Forecasting emergency department boarding

This is a SAIL 2026 presentation on forecasting emergency department boarding using econometric, machine learning, and foundation-model approaches.

The main takeaway is straightforward: for this prospective, operational forecasting problem, classical multivariate forecasting remained very hard to beat. A well-specified vector autoregression (VAR) model consistently outperformed the operational moving-average baseline at both UC San Diego Health emergency departments, while hybrid and foundation-model approaches provided more modest or site-dependent gains.

Presentation

Link to download presentation.

Abstract

Background: Emergency department (ED) boarding is a major driver of crowding, delays, and downstream harm. Short-horizon forecasts of boarding volume can enable proactive operational actions, including discharge acceleration, intra-system transfers, and elective surgical adjustments. However, most published forecasting work targets ED arrivals and is evaluated retrospectively.

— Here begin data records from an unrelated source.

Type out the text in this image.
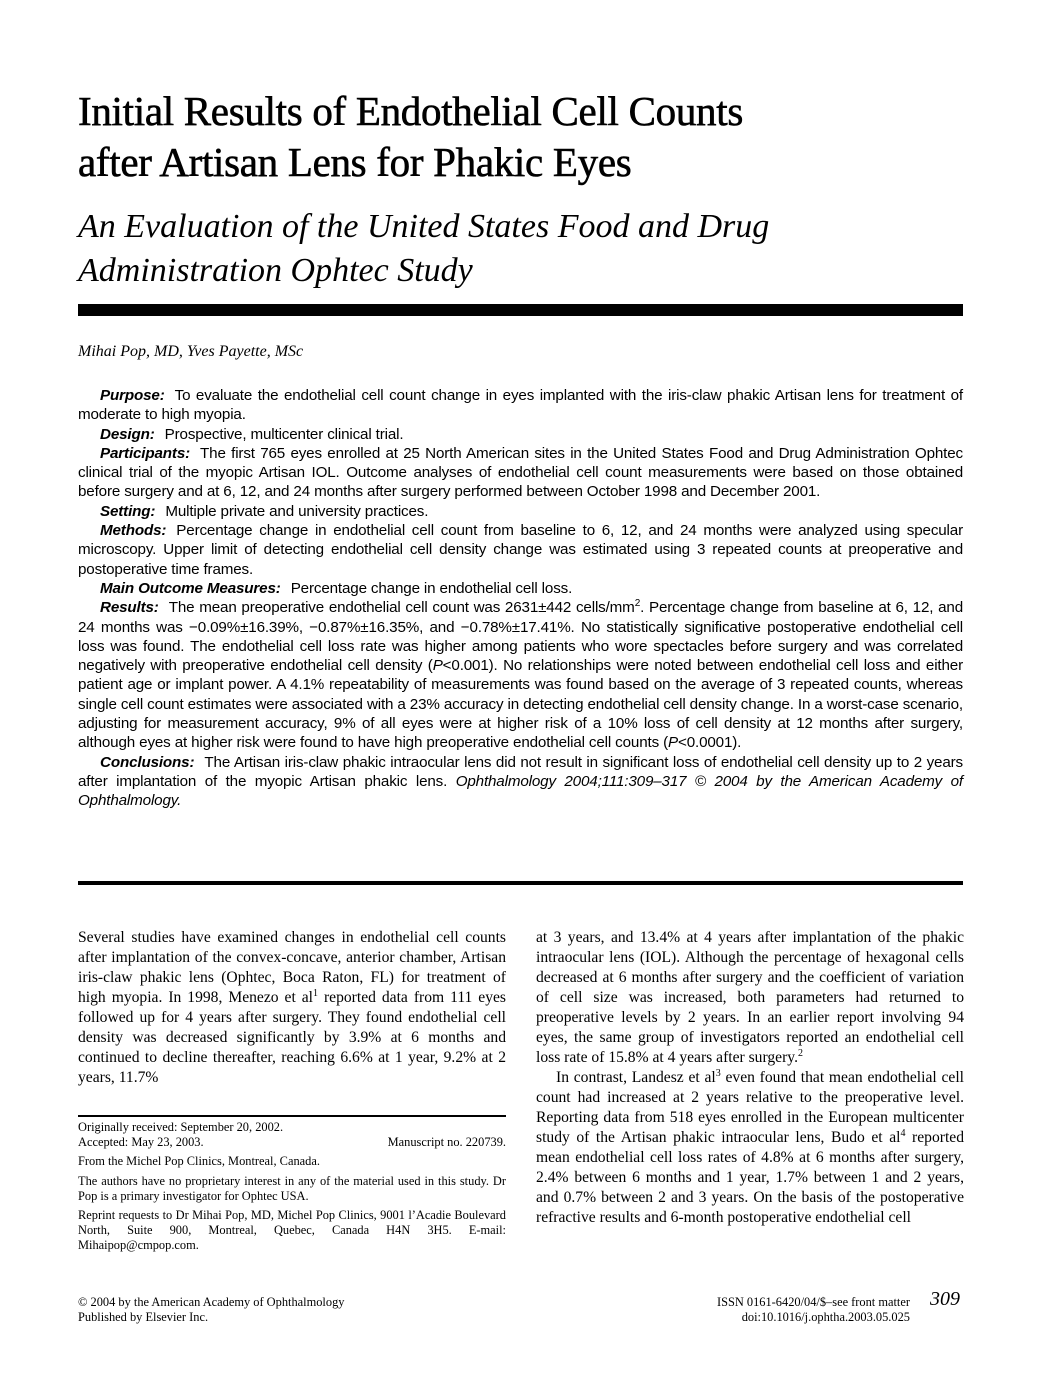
Initial Results of Endothelial Cell Counts
after Artisan Lens for Phakic Eyes
An Evaluation of the United States Food and Drug
Administration Ophtec Study
Mihai Pop, MD, Yves Payette, MSc

Purpose: To evaluate the endothelial cell count change in eyes implanted with the iris-claw phakic Artisan lens for treatment of moderate to high myopia.

Design: Prospective, multicenter clinical trial.

Participants: The first 765 eyes enrolled at 25 North American sites in the United States Food and Drug Administration Ophtec clinical trial of the myopic Artisan IOL. Outcome analyses of endothelial cell count measurements were based on those obtained before surgery and at 6, 12, and 24 months after surgery performed between October 1998 and December 2001.

Setting: Multiple private and university practices.

Methods: Percentage change in endothelial cell count from baseline to 6, 12, and 24 months were analyzed using specular microscopy. Upper limit of detecting endothelial cell density change was estimated using 3 repeated counts at preoperative and postoperative time frames.

Main Outcome Measures: Percentage change in endothelial cell loss.

Results: The mean preoperative endothelial cell count was 2631±442 cells/$mm^2$. Percentage change from baseline at 6, 12, and 24 months was −0.09%±16.39%, −0.87%±16.35%, and −0.78%±17.41%. No statistically significative postoperative endothelial cell loss was found. The endothelial cell loss rate was higher among patients who wore spectacles before surgery and was correlated negatively with preoperative endothelial cell density (P<0.001). No relationships were noted between endothelial cell loss and either patient age or implant power. A 4.1% repeatability of measurements was found based on the average of 3 repeated counts, whereas single cell count estimates were associated with a 23% accuracy in detecting endothelial cell density change. In a worst-case scenario, adjusting for measurement accuracy, 9% of all eyes were at higher risk of a 10% loss of cell density at 12 months after surgery, although eyes at higher risk were found to have high preoperative endothelial cell counts (P<0.0001).

Conclusions: The Artisan iris-claw phakic intraocular lens did not result in significant loss of endothelial cell density up to 2 years after implantation of the myopic Artisan phakic lens. Ophthalmology 2004;111:309–317 © 2004 by the American Academy of Ophthalmology.

Several studies have examined changes in endothelial cell counts after implantation of the convex-concave, anterior chamber, Artisan iris-claw phakic lens (Ophtec, Boca Raton, FL) for treatment of high myopia. In 1998, Menezo et $al^1$ reported data from 111 eyes followed up for 4 years after surgery. They found endothelial cell density was decreased significantly by 3.9% at 6 months and continued to decline thereafter, reaching 6.6% at 1 year, 9.2% at 2 years, 11.7%

at 3 years, and 13.4% at 4 years after implantation of the phakic intraocular lens (IOL). Although the percentage of hexagonal cells decreased at 6 months after surgery and the coefficient of variation of cell size was increased, both parameters had returned to preoperative levels by 2 years. In an earlier report involving 94 eyes, the same group of investigators reported an endothelial cell loss rate of 15.8% at 4 years after surgery.$^2$

In contrast, Landesz et $al^3$ even found that mean endothelial cell count had increased at 2 years relative to the preoperative level. Reporting data from 518 eyes enrolled in the European multicenter study of the Artisan phakic intraocular lens, Budo et $al^4$ reported mean endothelial cell loss rates of 4.8% at 6 months after surgery, 2.4% between 6 months and 1 year, 1.7% between 1 and 2 years, and 0.7% between 2 and 3 years. On the basis of the postoperative refractive results and 6-month postoperative endothelial cell

Originally received: September 20, 2002.

Accepted: May 23, 2003.	Manuscript no. 220739.

From the Michel Pop Clinics, Montreal, Canada.

The authors have no proprietary interest in any of the material used in this study. Dr Pop is a primary investigator for Ophtec USA.

Reprint requests to Dr Mihai Pop, MD, Michel Pop Clinics, 9001 l’Acadie Boulevard North, Suite 900, Montreal, Quebec, Canada H4N 3H5. E-mail: Mihaipop@cmpop.com.

© 2004 by the American Academy of Ophthalmology
Published by Elsevier Inc.
ISSN 0161-6420/04/$–see front matter
doi:10.1016/j.ophtha.2003.05.025
309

Methods: We prospectively compared six forecasting approaches spanning econometrics, machine learning, and time-series foundation models to predict daily ED boarding volume up to four days ahead (T+1 to T+4) across two UC San Diego Health EDs, La Jolla and Hillcrest. Daily covariates reflected operational drivers and included recent boarding volume, planned surgical volume, hospital census, and temporal indicators. Each morning at 07:10, models were retrained using all data through day T and generated forecasts for T+1 to T+4 under an identical rolling evaluation framework. We evaluated vector autoregression (VAR), XGBoost, Google TimesFM, and two hybrid extensions (VAR+XGBoost and TimesFM+XReg), against a two-week moving-average operational baseline.

Results: During a four-month prospective validation period, VAR consistently outperformed the operational baseline at both sites. The VAR+XGBoost hybrid achieved the lowest RMSE for three of four horizons at La Jolla and two of four horizons at Hillcrest. Relative to the baseline RMSE, VAR+XGBoost reduced forecast error by 16 to 42% at La Jolla and 5 to 19% at Hillcrest, while improving only modestly over VAR alone, underscoring the continued strength of interpretable econometric structure for multivariate operational time series. TimesFM performance was site-dependent, and adding covariates via TimesFM+XReg improved accuracy at La Jolla and only at shorter horizons at Hillcrest. VAR was implemented in live operations, with forecasts emailed daily to Mission Control and reviewed in the morning huddle to inform same-day actions. Forecast uncertainty was communicated using 80% confidence intervals, which showed good coverage during prospective use.

Conclusion: This work demonstrates a practical learning health system workflow for forecast-driven decision support, provides a prospective, real-world comparison of econometric, machine learning, and foundation-model paradigms for ED boarding prediction, and suggests that classical multivariate forecasting remains a strong baseline even when modern foundation models and hybrids are available.

What we studied

We compared six approaches for daily ED boarding forecasts:

1) Two-week moving average, used as the operational baseline

2) Vector autoregression (VAR), an econometric model

3) XGBoost, a machine learning model

4) TimesFM, a time-series foundation model

5) VAR + XGBoost, a hybrid model

6) TimesFM + XReg, a foundation-model extension with external regressors

The models were evaluated prospectively from July through October 2024 at two UC San Diego Health emergency departments, La Jolla and Hillcrest.

Operational implementation

The VAR model was implemented in live operations. Each morning at 07:10, forecasts were generated and emailed to Mission Control staff and health-system leaders. The forecasts were reviewed during the daily huddle and used to support proactive operational planning, including discharge planning, intra-system transfers, and surgical-case scheduling.

Key findings

  • VAR consistently beat the operational moving-average baseline at both sites.
  • VAR + XGBoost had the best point performance across several horizons, but only modestly improved on VAR alone.
  • TimesFM performance varied by site, performing worse than baseline at La Jolla and better than baseline at Hillcrest.
  • Adding external regressors improved TimesFM at La Jolla and at shorter horizons at Hillcrest.
  • Uncertainty estimates from the deployed VAR model were communicated as 80% confidence intervals and showed good prospective coverage.

Citation

Poursoltan L, Ötleş E, Cao J, Clay B, Trimble B, Adrid L, Pan J, Chua A, Bell J, Longhurst CA, Zhu K, Singh K. Prospective comparison of econometric, machine learning, and foundation models for forecasting emergency department boarding patients. Presented at SAIL 2026.